Врачи расступились передо мной и стали предлагать помощь — таблетки, уколы, присесть. Видимо, мое белое лицо и глаза, полные ужаса, говорили сами за себя. Мне стало дурно и совсем не осталось сил, и я, сжимаясь от болезненного шва в промежности, села на кушетку. Слушала, как мне говорили про воду в легких и двустороннее воспаление, которое показал рентген. Что такое бывает с новорожденными, что это лечится, приняты все необходимые меры, но придется ждать перевода в областную больницу.
Не помню, как дошла до палаты. Помню, что прибегала заведующая, гладила по плечу и успокаивала. Потом начались звонки — мама, папа, муж, сестра, подруга. Я просила никому ничего не рассказывать, никому из родственников. О таком лучше не знать, лучше не судачить и не вздыхать. Любимые люди, что-то говорили мне в ответ, но я ничего не помню. Помню лиловое небо после дождя в прямоугольнике окна и застрявшую в голове мысль: «Показать бы всё это ей, показать бы…».
Дочке давали антибиотики, кормили через зонд, дышать помогал аппарат для вентиляции легких, к одной ноге были подключены провода меряющие сердечный ритм. Она лежала в кювете и всё время спала под действием снотворных, которые нужны были, чтобы новорожденный не двигался и не сбивал аппаратуру.
Всё, что я могла делать — это прийти, стоять рядом, разговаривать. Менять подгузник и трогать руками – не разрешалось. А если и брала в руку её пальчики, то аппаратура начинала возмущаться, сердечные ритмы повышались, а неонатолог смотрела на меня укоризненным взглядом.
На четвертые сутки приехал реанимобиль. Я собралась ехать с дочкой и двумя врачами в областной центр в отделение патологии новорожденных. Но на утро у меня встала колом грудь, поднялась температура. Дочку увезли, а меня потащили на кресло — сначала чистить от застоя крови, а потом спасать грудь.

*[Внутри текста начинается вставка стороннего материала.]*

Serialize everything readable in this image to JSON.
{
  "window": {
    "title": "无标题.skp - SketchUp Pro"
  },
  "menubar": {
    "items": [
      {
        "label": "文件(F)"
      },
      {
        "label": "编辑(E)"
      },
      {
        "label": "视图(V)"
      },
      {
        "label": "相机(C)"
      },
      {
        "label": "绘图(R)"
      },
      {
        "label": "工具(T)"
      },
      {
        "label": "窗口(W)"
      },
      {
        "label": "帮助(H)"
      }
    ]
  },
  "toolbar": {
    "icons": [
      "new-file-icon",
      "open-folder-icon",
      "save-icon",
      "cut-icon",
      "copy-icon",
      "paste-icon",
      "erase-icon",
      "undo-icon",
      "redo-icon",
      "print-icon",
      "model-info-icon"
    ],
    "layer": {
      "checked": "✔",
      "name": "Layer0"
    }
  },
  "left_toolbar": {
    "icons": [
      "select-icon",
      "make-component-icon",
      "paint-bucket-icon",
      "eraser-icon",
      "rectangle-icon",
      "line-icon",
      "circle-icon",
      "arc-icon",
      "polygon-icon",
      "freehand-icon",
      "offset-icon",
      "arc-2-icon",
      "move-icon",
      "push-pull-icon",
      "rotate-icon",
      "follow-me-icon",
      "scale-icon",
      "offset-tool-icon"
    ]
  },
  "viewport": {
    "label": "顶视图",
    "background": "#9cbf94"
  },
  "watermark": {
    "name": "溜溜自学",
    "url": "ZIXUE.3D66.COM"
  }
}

Главным условием на протяжении всех дней было не плакать. Мол дочка чувствует всё, молоко пропадет, сил не будет, нервы потратишь, себя изведешь — врачи помогут, доверься. Я и не плакала, давилась иногда слезами, но не плакала. Поздравляла девочек, с которыми успела познакомиться в дородовом отделении, с успешными родами. Провожала в окне тех счастливых мам, которых встречали родственники кортежем и цветами. Но не плакала. Через месяц я пойму, что все невыплаканные слезы вылезут сгустками седины на моей голове.
Через два дня лактация наладилась, меня выписали. Первым делом мы поехали с мужем в ЗАГС, регистрировать дочку. В маленьком коридоре ожидала очереди влюбленная пара. Их сегодня должны были расписать. Молодая новобрачная светилась счастьем, смеялась и, кажется, жила. А я?
Я не понимала, как можно улыбаться, как мир может крутиться день ото дня, когда рядом рука об руку трется людское горе. Я настолько была ошарашена и поражена, что есть простые счастья и радость. Что ещё неделю назад я также могла улыбаться и радоваться обыденности. А теперь даже поднять взгляд на эту влюбленную парочку не было сил. Жизнь для меня остановилась и будто отсчитывала секунды до её конца.